Im Jahre 1986 – Das Ziel erreicht?

Ein Kranz in dessen Mitte eine 11 steht.

Mein ganzes Leben lang hatte ich darauf hingearbeitet. Nun war der Tag endlich gekommen und ich fühlte mich matt und erschöpft. Alle hatten sie mich gefragt: „Was hast du es denn so eilig? Dein Tag wird noch kommen.“

Doch ich hatte kaum still stehen können. Endlich wollte auch ich zu den Großen gehören. Das Gefühl haben, gebraucht und geliebt zu werden. Doch die Weisen unserer Runde hatten mich nur belächelt: „Du hast wirklich keine Ahnung, Winzling. Wenn du einmal so alt bist, wie wir, wirst du verstehen, warum wir froh sind, hier zu stehen.“
Einer von ihnen hatte gefrotzelt: „Wenn er sein Ziel erreicht, wird er nicht hier stehen.“

Damals war mir die Bedeutung des scherzhaften, aber doch ernsthaft gemeinten Satzes nicht bewusst gewesen. Nun erahnte ich, was er mir damals sagen wollte. Doch es war nicht mehr zu ändern. Mein Schicksal war besiegelt.
„Den will ich haben“, hatte sie gerufen und auf mich gezeigt. Vor lauter Schreck war ich innerlich zusammengezuckt. Die meisten hatten mich bisher übersehen und die Weisen hatten schon gefrotzelt, dass ich das Camp, wie sie unser Zuhause nannten, auch dieses Jahr nicht verlassen würde.
Gesagt getan. Die Axt war geholt und ich wurde verpackt. Dass ich mehrere Tage allein auf einem Balkon zubringen sollte, hatte mir keiner verraten. Aber wer hätte auch davon erzählen sollen? Alles was über das Camp hinausging, waren wilde Gerüchte. Sicher war nur: Keiner würde jemals nach Hause zurückkehren.

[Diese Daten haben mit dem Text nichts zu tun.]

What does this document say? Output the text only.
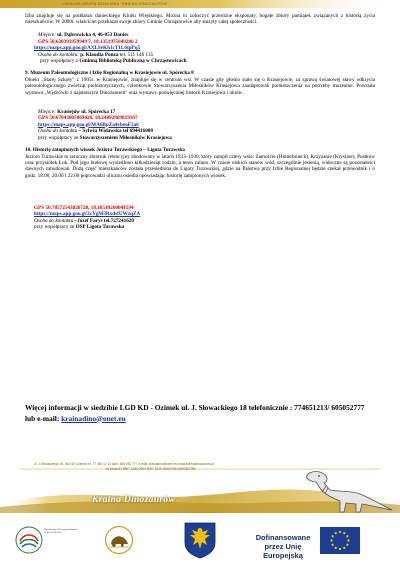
LOKALNA GRUPA DZIAŁANIA "KRAINA DINOZAURÓW"

Izba znajduje się na poddaszu danieckiego Klubu Wiejskiego. Można tu zobaczyć przeróżne eksponaty, bogate zbiory pamiątek związanych z historią życia mieszkańców. W 2000r. właściciel przekazał swoje zbiory Gminie Chrząstowice aby służyły całej społeczności.

Miejsce: ul. Dąbrowicka 4, 46-053 Daniec
GPS 50.620391959949 7, 18.1351975849286 2
https://maps.app.goo.gl/AXL8eKh1cT1L6tpPq5
Osoba do kontaktu: p. Klaudia Ponza tel. 511 146 135
przy współpracy z Gminną Biblioteką Publiczną w Chrząstowicach
9. Muzeum Paleontologiczne i Izbę Regionalną w Krasiejowie ul. Spórecka 8

Obiekt „Starej Szkoły" z 1905r. w Krasiejowie, znajduje się w centrum wsi. W czasie gdy głośno stało się o Krasiejowie, za sprawą światowej sławy odkrycia paleontologicznego zwierząt prehistorycznych, członkowie Stowarzyszenia Miłośników Krasiejowa zaadaptowali pomieszczenia na potrzeby muzealne. Powstała wystawa „Wędrówki z najstarszym Dinozaurem" oraz wystawy poświęconej historii Krasiejowa i okolic.

Miejsce: Krasiejów ul. Spórecka 17
GPS 50.67043005069426, 18.24892869819167
https://maps.app.goo.gl/MA6BpZa4vbeoF5a6
Osoba do kontaktu – Sylwia Widawska tel 694416008
przy współpracy ze Stowarzyszeniem Miłośników Krasiejowa
10. Historię zatopionych wiosek Jeziora Turawskiego – Ligota Turawska

Jezioro Turawskie to sztuczny zbiornik retencyjny zbudowany w latach 1933–1939, który zatopił cztery wsie: Zamośćie (Hinterbrueck), Krzyżanie (Krysline), Pustków oraz przysiółek Łuk. Pod jego budowę wysiedlono kilkadziesiąt rodzin, a teren zalano. W czasie niskich stanów wód, szczególnie jesienią, widoczne są pozostałości dawnych zabudowań. Dużą część mieszkańców została przesiedlona do Ligoty Turawskiej, gdzie na Państwa przy Izbie Regionalnej będzie czekał przewodnik i o godz. 18.00, 20.00 i 22.00 poprowadzi ulicami osiedla opowiadając historię zatopionych wiosek.

GPS 50.78572543026728, 18.18519200041594
https://maps.app.goo.gl/2cYgM3RxdsfUWzqZA
Osoba do kontaktu –Józef Farys tel.727241620
przy współpracy ze OSP Ligota Turawska
Więcej informacji w siedzibie LGD KD - Ozimek ul. J. Słowackiego 18 telefonicznie : 774651213/ 605052777 lub e-mail: krainadino@onet.eu
ul. J.Słowackiego 18, 46-040 Ozimek tel. 77 465 12 13 kom. 605 052 777 e-mail: krainadino@onet.eu www.krainadinozaurow.pl
nr konta 51 8907 1050 2004 3007 3211 0003 KRS 0000311790
Kraina Dinozaurów
Plan Rozwoju Obszarów Wiejskich na lata 2023-2027
Dofinansowane przez Unię Europejską
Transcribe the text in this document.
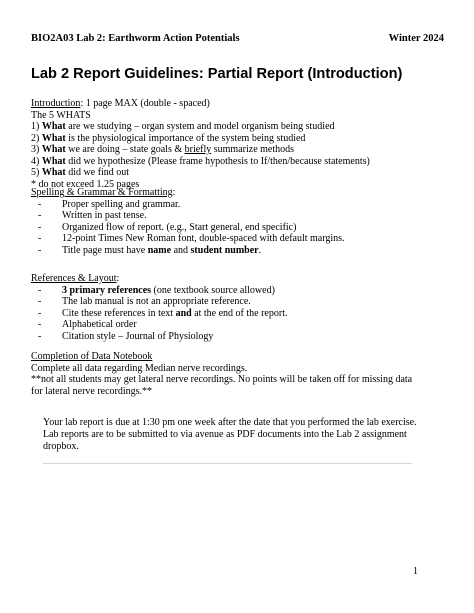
BIO2A03 Lab 2: Earthworm Action Potentials	Winter 2024
Lab 2 Report Guidelines: Partial Report (Introduction)
Introduction: 1 page MAX (double - spaced)
The 5 WHATS
1) What are we studying – organ system and model organism being studied
2) What is the physiological importance of the system being studied
3) What we are doing – state goals & briefly summarize methods
4) What did we hypothesize (Please frame hypothesis to If/then/because statements)
5) What did we find out
* do not exceed 1.25 pages
Spelling & Grammar & Formatting:
- Proper spelling and grammar.
- Written in past tense.
- Organized flow of report. (e.g., Start general, end specific)
- 12-point Times New Roman font, double-spaced with default margins.
- Title page must have name and student number.
References & Layout:
- 3 primary references (one textbook source allowed)
- The lab manual is not an appropriate reference.
- Cite these references in text and at the end of the report.
- Alphabetical order
- Citation style – Journal of Physiology
Completion of Data Notebook
Complete all data regarding Median nerve recordings.
**not all students may get lateral nerve recordings. No points will be taken off for missing data
for lateral nerve recordings.**
Your lab report is due at 1:30 pm one week after the date that you performed the lab exercise.
Lab reports are to be submitted to via avenue as PDF documents into the Lab 2 assignment
dropbox.
1
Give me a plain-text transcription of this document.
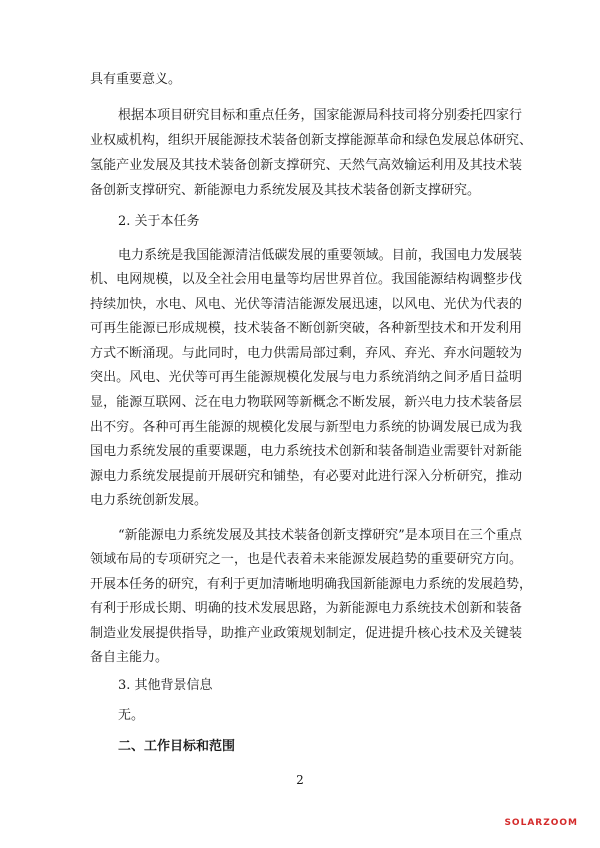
具有重要意义。
根据本项目研究目标和重点任务，国家能源局科技司将分别委托四家行
业权威机构，组织开展能源技术装备创新支撑能源革命和绿色发展总体研究、
氢能产业发展及其技术装备创新支撑研究、天然气高效输运利用及其技术装
备创新支撑研究、新能源电力系统发展及其技术装备创新支撑研究。
2. 关于本任务
电力系统是我国能源清洁低碳发展的重要领域。目前，我国电力发展装
机、电网规模，以及全社会用电量等均居世界首位。我国能源结构调整步伐
持续加快，水电、风电、光伏等清洁能源发展迅速，以风电、光伏为代表的
可再生能源已形成规模，技术装备不断创新突破，各种新型技术和开发利用
方式不断涌现。与此同时，电力供需局部过剩，弃风、弃光、弃水问题较为
突出。风电、光伏等可再生能源规模化发展与电力系统消纳之间矛盾日益明
显，能源互联网、泛在电力物联网等新概念不断发展，新兴电力技术装备层
出不穷。各种可再生能源的规模化发展与新型电力系统的协调发展已成为我
国电力系统发展的重要课题，电力系统技术创新和装备制造业需要针对新能
源电力系统发展提前开展研究和铺垫，有必要对此进行深入分析研究，推动
电力系统创新发展。
“新能源电力系统发展及其技术装备创新支撑研究”是本项目在三个重点
领域布局的专项研究之一，也是代表着未来能源发展趋势的重要研究方向。
开展本任务的研究，有利于更加清晰地明确我国新能源电力系统的发展趋势，
有利于形成长期、明确的技术发展思路，为新能源电力系统技术创新和装备
制造业发展提供指导，助推产业政策规划制定，促进提升核心技术及关键装
备自主能力。
3. 其他背景信息
无。
二、工作目标和范围
2
SOLARZOOM
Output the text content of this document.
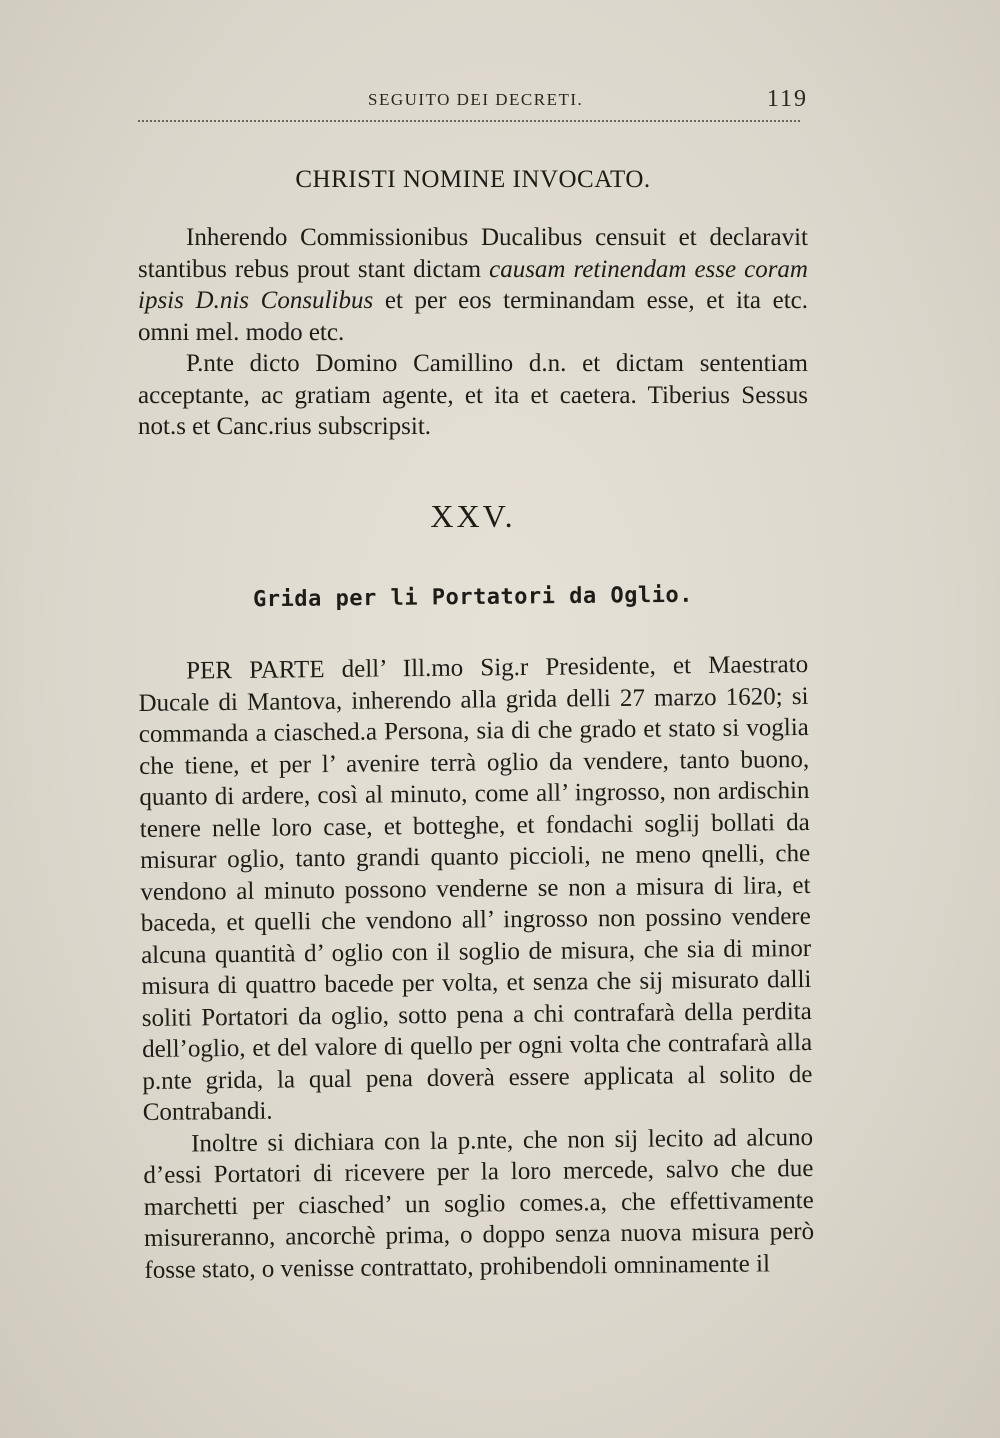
SEGUITO DEI DECRETI.	119
CHRISTI NOMINE INVOCATO.

Inherendo Commissionibus Ducalibus censuit et declaravit stantibus rebus prout stant dictam causam retinendam esse coram ipsis D.nis Consulibus et per eos terminandam esse, et ita etc. omni mel. modo etc.

P.nte dicto Domino Camillino d.n. et dictam sententiam acceptante, ac gratiam agente, et ita et caetera. Tiberius Sessus not.s et Canc.rius subscripsit.

XXV.
Grida per li Portatori da Oglio.

PER PARTE dell’ Ill.mo Sig.r Presidente, et Maestrato Ducale di Mantova, inherendo alla grida delli 27 marzo 1620; si commanda a ciasched.a Persona, sia di che grado et stato si voglia che tiene, et per l’ avenire terrà oglio da vendere, tanto buono, quanto di ardere, così al minuto, come all’ ingrosso, non ardischin tenere nelle loro case, et botteghe, et fondachi soglij bollati da misurar oglio, tanto grandi quanto piccioli, ne meno qnelli, che vendono al minuto possono venderne se non a misura di lira, et baceda, et quelli che vendono all’ ingrosso non possino vendere alcuna quantità d’ oglio con il soglio de misura, che sia di minor misura di quattro bacede per volta, et senza che sij misurato dalli soliti Portatori da oglio, sotto pena a chi contrafarà della perdita dell’oglio, et del valore di quello per ogni volta che contrafarà alla p.nte grida, la qual pena doverà essere applicata al solito de Contrabandi.

Inoltre si dichiara con la p.nte, che non sij lecito ad alcuno d’essi Portatori di ricevere per la loro mercede, salvo che due marchetti per ciasched’ un soglio comes.a, che effettivamente misureranno, ancorchè prima, o doppo senza nuova misura però fosse stato, o venisse contrattato, prohibendoli omninamente il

„Übertreibt’s nicht“, war den Kindern gesagt worden.
Doch als sie mich mit Kugeln, Lametta und Lichterketten bestückten, gab es kein Halten mehr. Nun war ich vor eine Herausforderung gestellt: Kraftlos zusammenbrechen, oder die Last voller Stolz tragen? Ich entschied mich für letzteres. Am Abend konnte ich mich im Wohnzimmerfenster bewundern und musste feststellen, dass die Kinder wirklich gute Arbeit geleistet hatten.
Heute war also Weihnachten. Der Tag auf den ich lange genug hingearbeitet hatte. Die Euphorie ebbte ab. Meine Mission war fast erfüllt. Der Tag beinahe geschafft. Die Kinder schliefen und ich ahnte, dass es an der Zeit war, Abschied zu nehmen. Denn so viel hatten mir die Weisen verraten: „Sie werden dich nicht ewig bei sich aufnehmen.“

Ich blickte dem Ende mit gemischten Gefühlen entgegen. Die Mission war erfüllt, keine Frage. Kinderaugen hatten geleuchtet und noch nie war mein Antlitz so schön gewesen. Doch ich hatte auch Angst. Vor dem, was nach der Mission kommen würde. Stand mein Tod kurz bevor? Oder gab es irgendwo einen neuen Platz für mich? Hoffnung machte sich breit: Vielleicht sah ich ja dann den Rest der Familie wieder.
„Wir bauen ihn morgen ab“, bemerkte die Mutter der Kinder. Das Wort Verwandtschaftsbesuche war im Laufe des Tages oft gefallen.
Jetzt wo das Ende kurz bevor stand, erfüllte mich nur noch Leere. Ich fällte eine Entscheidung: Den Tag genießen, bis zum letzten Augenblick.